By Sandra Drescher-Lehman
"Can you keep a secret, Mom?" my 5-year-old Jonathan said. "Yes." (Well, I can, although he will one day learn that secrecy is not one of my strengths, as I am now telling many people what he said next.)
| I'm not planning to die this year, but I now know it's a possibility and it doesn't feel morbid. It's part of life's promise. |
"Sometimes I pray that we'll all die together in seven years. Because if I die first, you'll be too sad, and if you die first, I'll be too sad. But we'll all be happy together in heaven if we die together." I assumed the "all" meant his dad, his older sister, Maria, and myself. I was right.
understood the sad part. I felt the same way, although I would never admit to praying that strongly for someone else's death. I was curious, though, about the seven years. He said seven was just a good, long time.
Time is such a relative concept. How long I can or should expect to live is also relative.

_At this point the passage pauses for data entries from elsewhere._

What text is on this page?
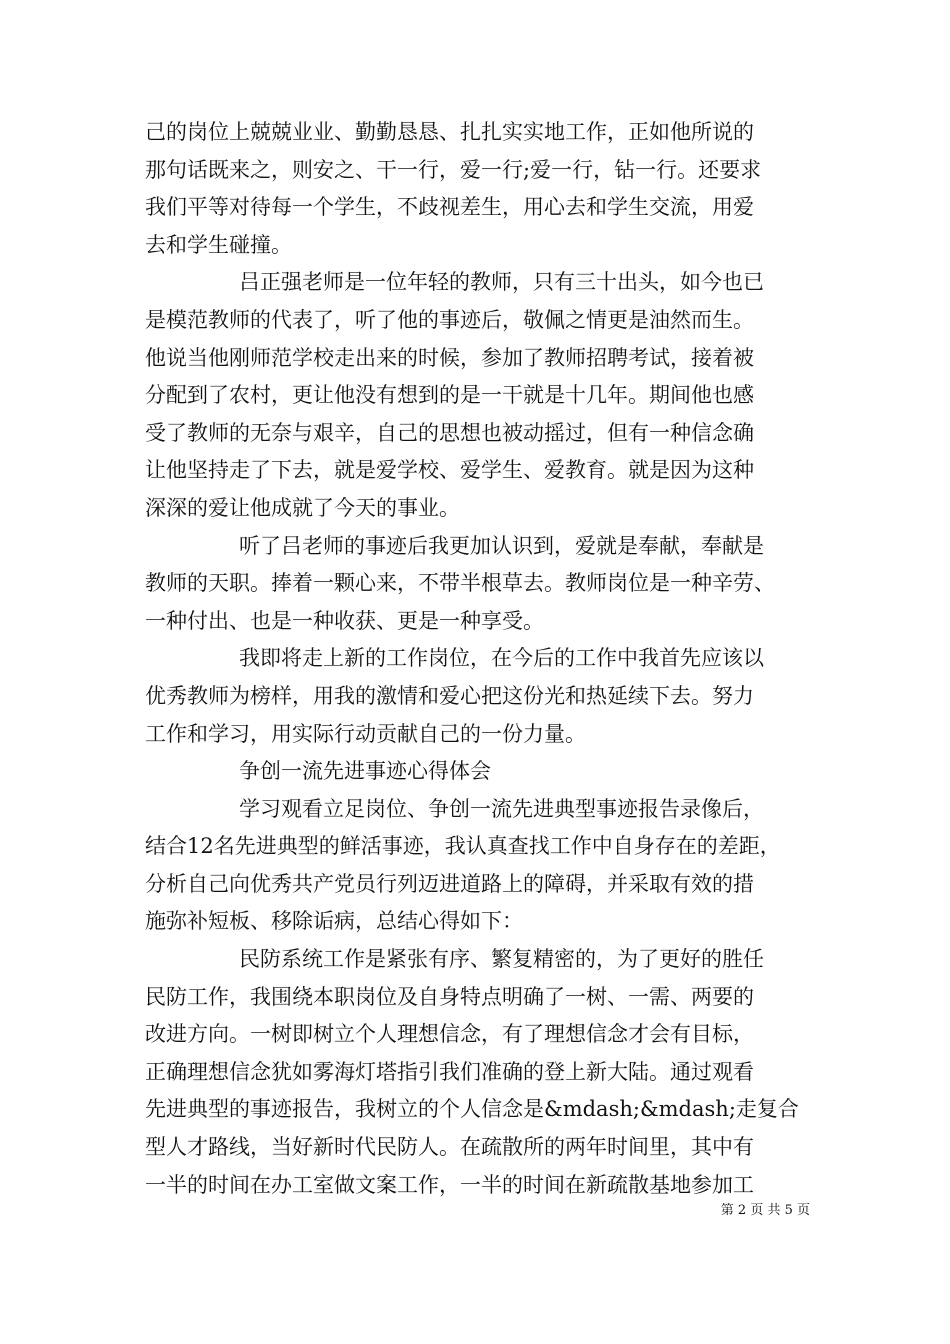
己的岗位上兢兢业业、勤勤恳恳、扎扎实实地工作，正如他所说的
那句话既来之，则安之、干一行，爱一行;爱一行，钻一行。还要求
我们平等对待每一个学生，不歧视差生，用心去和学生交流，用爱
去和学生碰撞。
吕正强老师是一位年轻的教师，只有三十出头，如今也已
是模范教师的代表了，听了他的事迹后，敬佩之情更是油然而生。
他说当他刚师范学校走出来的时候，参加了教师招聘考试，接着被
分配到了农村，更让他没有想到的是一干就是十几年。期间他也感
受了教师的无奈与艰辛，自己的思想也被动摇过，但有一种信念确
让他坚持走了下去，就是爱学校、爱学生、爱教育。就是因为这种
深深的爱让他成就了今天的事业。
听了吕老师的事迹后我更加认识到，爱就是奉献，奉献是
教师的天职。捧着一颗心来，不带半根草去。教师岗位是一种辛劳、
一种付出、也是一种收获、更是一种享受。
我即将走上新的工作岗位，在今后的工作中我首先应该以
优秀教师为榜样，用我的激情和爱心把这份光和热延续下去。努力
工作和学习，用实际行动贡献自己的一份力量。
争创一流先进事迹心得体会
学习观看立足岗位、争创一流先进典型事迹报告录像后，
结合12名先进典型的鲜活事迹，我认真查找工作中自身存在的差距，
分析自己向优秀共产党员行列迈进道路上的障碍，并采取有效的措
施弥补短板、移除诟病，总结心得如下：
民防系统工作是紧张有序、繁复精密的，为了更好的胜任
民防工作，我围绕本职岗位及自身特点明确了一树、一需、两要的
改进方向。一树即树立个人理想信念，有了理想信念才会有目标，
正确理想信念犹如雾海灯塔指引我们准确的登上新大陆。通过观看
先进典型的事迹报告，我树立的个人信念是&mdash;&mdash;走复合
型人才路线，当好新时代民防人。在疏散所的两年时间里，其中有
一半的时间在办工室做文案工作，一半的时间在新疏散基地参加工
第 2 页 共 5 页
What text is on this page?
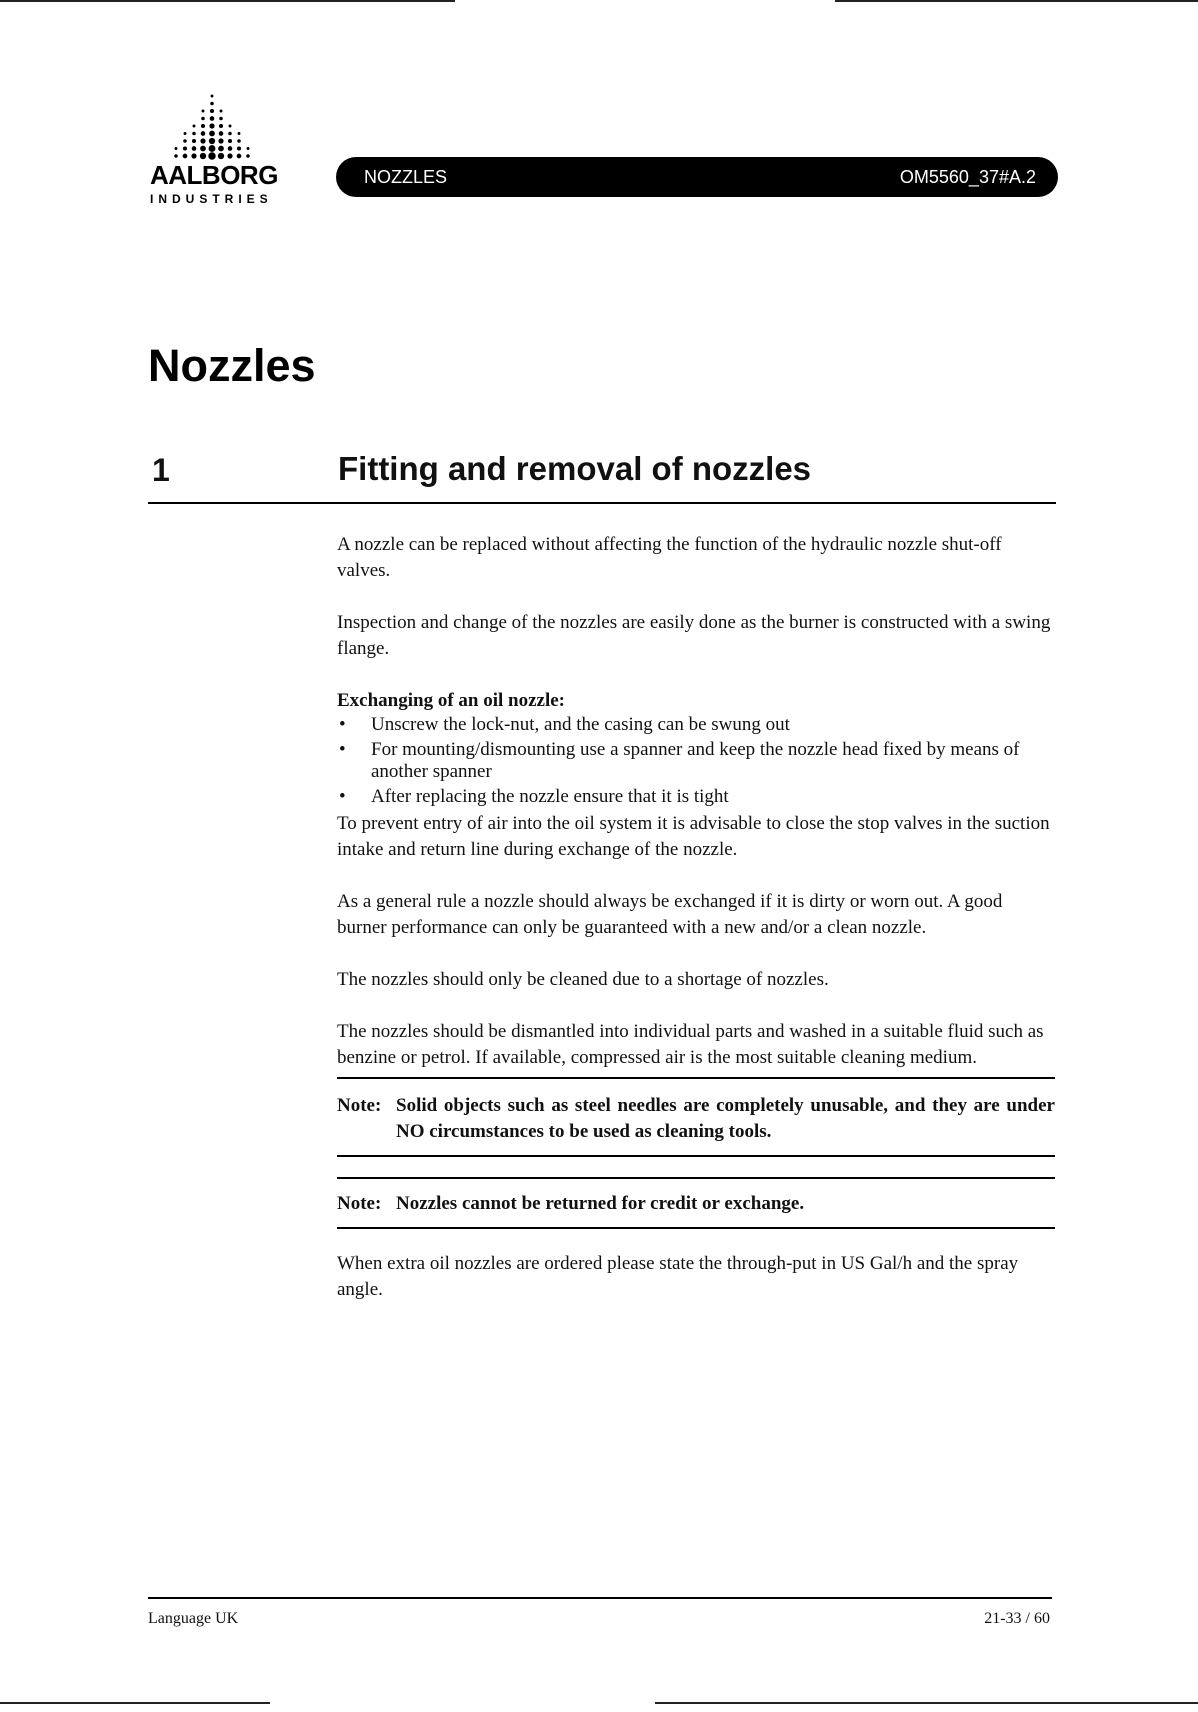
AALBORG
INDUSTRIES
NOZZLES	OM5560_37#A.2
Nozzles
1	Fitting and removal of nozzles

A nozzle can be replaced without affecting the function of the hydraulic nozzle shut-off valves.

Inspection and change of the nozzles are easily done as the burner is constructed with a swing flange.

Exchanging of an oil nozzle:

• Unscrew the lock-nut, and the casing can be swung out
• For mounting/dismounting use a spanner and keep the nozzle head fixed by means of another spanner
• After replacing the nozzle ensure that it is tight

To prevent entry of air into the oil system it is advisable to close the stop valves in the suction intake and return line during exchange of the nozzle.

As a general rule a nozzle should always be exchanged if it is dirty or worn out. A good burner performance can only be guaranteed with a new and/or a clean nozzle.

The nozzles should only be cleaned due to a shortage of nozzles.

The nozzles should be dismantled into individual parts and washed in a suitable fluid such as benzine or petrol. If available, compressed air is the most suitable cleaning medium.

Note: Solid objects such as steel needles are completely unusable, and they are under NO circumstances to be used as cleaning tools.
Note: Nozzles cannot be returned for credit or exchange.

When extra oil nozzles are ordered please state the through-put in US Gal/h and the spray angle.

Language UK	21-33 / 60
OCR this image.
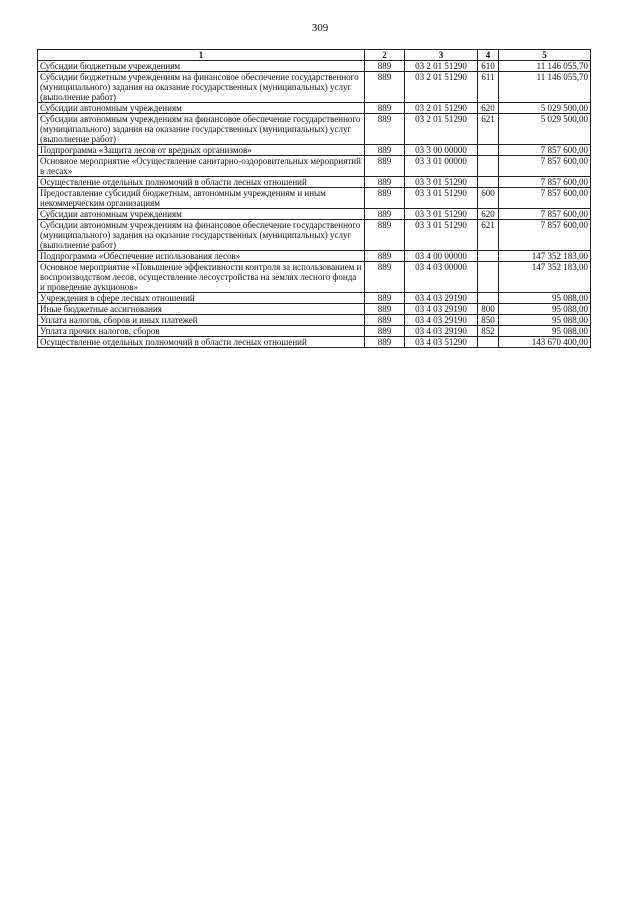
309
1	2	3	4	5
Субсидии бюджетным учреждениям	889	03 2 01 51290	610	11 146 055,70
Субсидии бюджетным учреждениям на финансовое обеспечение государственного (муниципального) задания на оказание государственных (муниципальных) услуг (выполнение работ)	889	03 2 01 51290	611	11 146 055,70
Субсидии автономным учреждениям	889	03 2 01 51290	620	5 029 500,00
Субсидии автономным учреждениям на финансовое обеспечение государственного (муниципального) задания на оказание государственных (муниципальных) услуг (выполнение работ)	889	03 2 01 51290	621	5 029 500,00
Подпрограмма «Защита лесов от вредных организмов»	889	03 3 00 00000		7 857 600,00
Основное мероприятие «Осуществление санитарно-оздоровительных мероприятий в лесах»	889	03 3 01 00000		7 857 600,00
Осуществление отдельных полномочий в области лесных отношений	889	03 3 01 51290		7 857 600,00
Предоставление субсидий бюджетным, автономным учреждениям и иным некоммерческим организациям	889	03 3 01 51290	600	7 857 600,00
Субсидии автономным учреждениям	889	03 3 01 51290	620	7 857 600,00
Субсидии автономным учреждениям на финансовое обеспечение государственного (муниципального) задания на оказание государственных (муниципальных) услуг (выполнение работ)	889	03 3 01 51290	621	7 857 600,00
Подпрограмма «Обеспечение использования лесов»	889	03 4 00 00000		147 352 183,00
Основное мероприятие «Повышение эффективности контроля за использованием и воспроизводством лесов, осуществление лесоустройства на землях лесного фонда и проведение аукционов»	889	03 4 03 00000		147 352 183,00
Учреждения в сфере лесных отношений	889	03 4 03 29190		95 088,00
Иные бюджетные ассигнования	889	03 4 03 29190	800	95 088,00
Уплата налогов, сборов и иных платежей	889	03 4 03 29190	850	95 088,00
Уплата прочих налогов, сборов	889	03 4 03 29190	852	95 088,00
Осуществление отдельных полномочий в области лесных отношений	889	03 4 03 51290		143 670 400,00
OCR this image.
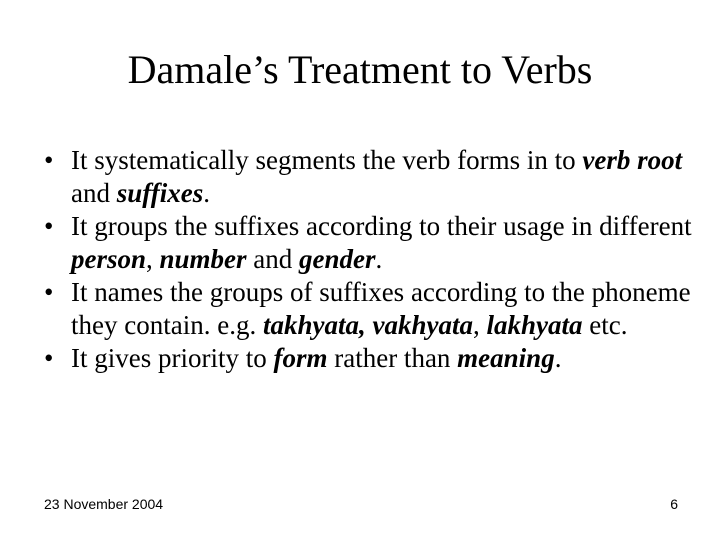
Damale’s Treatment to Verbs
• It systematically segments the verb forms in to verb root and suffixes.
• It groups the suffixes according to their usage in different person, number and gender.
• It names the groups of suffixes according to the phoneme they contain. e.g. takhyata, vakhyata, lakhyata etc.
• It gives priority to form rather than meaning.
23 November 2004	6
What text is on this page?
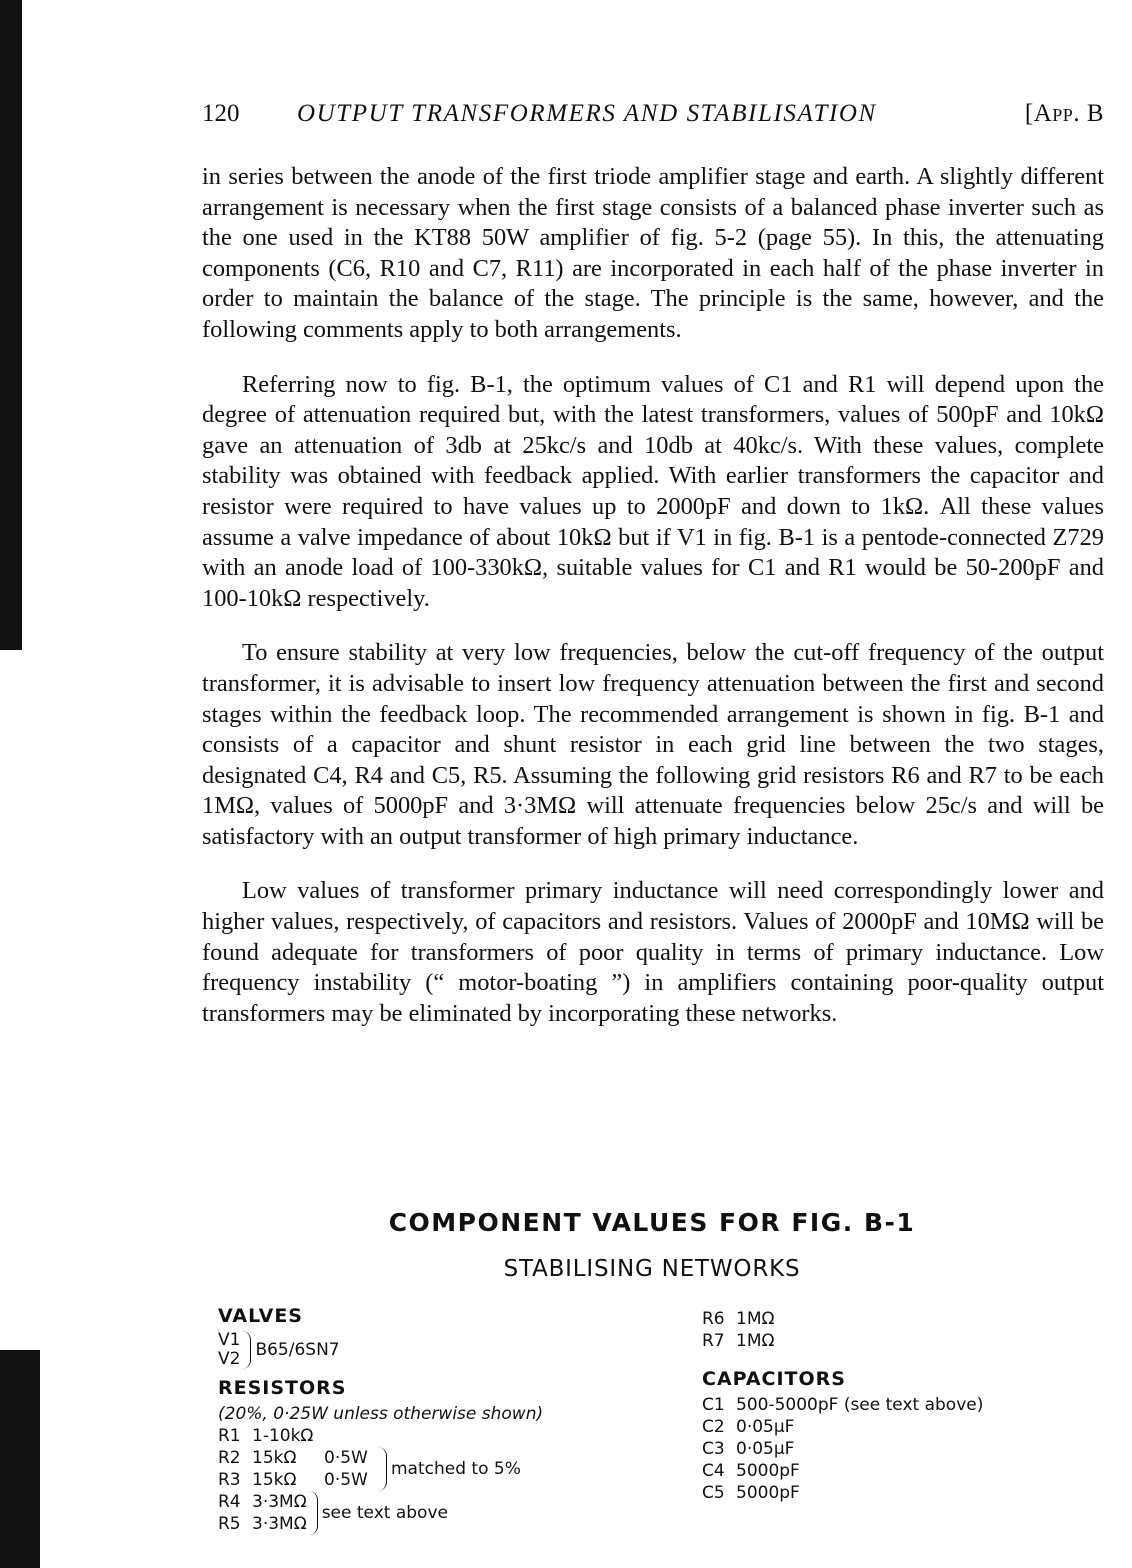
120 OUTPUT TRANSFORMERS AND STABILISATION	[App. B

in series between the anode of the first triode amplifier stage and earth. A slightly different arrangement is necessary when the first stage consists of a balanced phase inverter such as the one used in the KT88 50W amplifier of fig. 5-2 (page 55). In this, the attenuating components (C6, R10 and C7, R11) are incorporated in each half of the phase inverter in order to maintain the balance of the stage. The principle is the same, however, and the following comments apply to both arrangements.

Referring now to fig. B-1, the optimum values of C1 and R1 will depend upon the degree of attenuation required but, with the latest transformers, values of 500pF and 10kΩ gave an attenuation of 3db at 25kc/s and 10db at 40kc/s. With these values, complete stability was obtained with feedback applied. With earlier transformers the capacitor and resistor were required to have values up to 2000pF and down to 1kΩ. All these values assume a valve impedance of about 10kΩ but if V1 in fig. B-1 is a pentode-connected Z729 with an anode load of 100-330kΩ, suitable values for C1 and R1 would be 50-200pF and 100-10kΩ respectively.

To ensure stability at very low frequencies, below the cut-off frequency of the output transformer, it is advisable to insert low frequency attenuation between the first and second stages within the feedback loop. The recommended arrangement is shown in fig. B-1 and consists of a capacitor and shunt resistor in each grid line between the two stages, designated C4, R4 and C5, R5. Assuming the following grid resistors R6 and R7 to be each 1MΩ, values of 5000pF and 3·3MΩ will attenuate frequencies below 25c/s and will be satisfactory with an output transformer of high primary inductance.

Low values of transformer primary inductance will need correspondingly lower and higher values, respectively, of capacitors and resistors. Values of 2000pF and 10MΩ will be found adequate for transformers of poor quality in terms of primary inductance. Low frequency instability (“ motor-boating ”) in amplifiers containing poor-quality output transformers may be eliminated by incorporating these networks.

COMPONENT VALUES FOR FIG. B-1
STABILISING NETWORKS
VALVES
V1
V2 B65/6SN7
RESISTORS
(20%, 0·25W unless otherwise shown)
R1 1-10kΩ
R2 15kΩ 0·5W
R3 15kΩ 0·5W
matched to 5%
R4 3·3MΩ
R5 3·3MΩ
see text above
R6 1MΩ
R7 1MΩ
CAPACITORS
C1 500-5000pF (see text above)
C2 0·05μF
C3 0·05μF
C4 5000pF
C5 5000pF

When my cancer was discovered, I was just beginning to read through the Bible with the fifth-grade Sunday school class I was teaching. I was struck again by how long the earliest people lived. Methuselah (Genesis 5:27) lived the longest -- a little under 10 centuries - but others lived a long time, too. To live one century today is amazing. Most of us expect and want to live to be more than 80. If our bodies fall apart before that, we pray for a miracle.
Faced with my own cancer, I've been pondering the massacres in Joshua and Judges. Ten thousand died here. One hundred twenty thousand were killed there. Sometimes every living thing was taken by the sword. Other times the animals or the women and children were taken as booty.
I've thought a lot about those women who lost their husbands and brothers and children, and the children who lost their fathers. That was stranger to me than when an entire city was taken. I understood why Jonathan was praying that we all die together.
I feel small in the face of those passages. I am one tiny life in a long history of people created and loved by God. Beside Methuselah, I'm just getting started. Beside many others, 40 years is already a long life. God doesn't seem to honor a certain age as the right length of time for us to be on earth. In different eras, different ages have been the norm.
By the time I got to the New Testament in the Bible read-through, a verse in James summed up where I was heading: "What is your life? For you are a mist that appears for a little while and then vanishes" (James 4:14b).
To view my life in the procession of those who have lived before me and who will live and die after me has changed my thinking. I know I'm an important part of the procession -- as important as the Old Testament victors -- but also not any more important than any of those nameless women who died in Joshua's many slaughters. I know I'm special to my family and friends, but in the larger scheme of history, not any more important than all the other mothers who have died of cancer and left small children.
None of us will get out of here alive. Our departure times will only differ by a matter of years in light of eternity. I think about the fact that this could be the last fall I jump in the leaves with my children. I'm not planning to die this year, but I now know it's a possibility and it doesn't feel morbid. It's part of life's promise.
This has been the change in my thinking. On the feeling level, where I most often exist, I still want to live long enough to watch my children grow up. If I get that, I'll probably want to watch my grandchildren grow up, too.
Living, however, after contemplating my place in the procession of life and death, has a different glow to it. It's been a reminder to celebrate the energy I do have. It's time, right now, to tell my family how much I love them and to write in my children's journals. It's time to share my resources more liberally with those who have a need. It's time to spend more on my own stingy self. It's time to pay less attention to conflict in my relationships and work more on planting joy. It's time to refill all those containers that came to our house, piled high with food when I couldn't cook, and deliver them to the next family in need. It's time to think about how lucky I'll be when it's my turn to meet the father-in-law I never knew here, and share his new home [in heaven].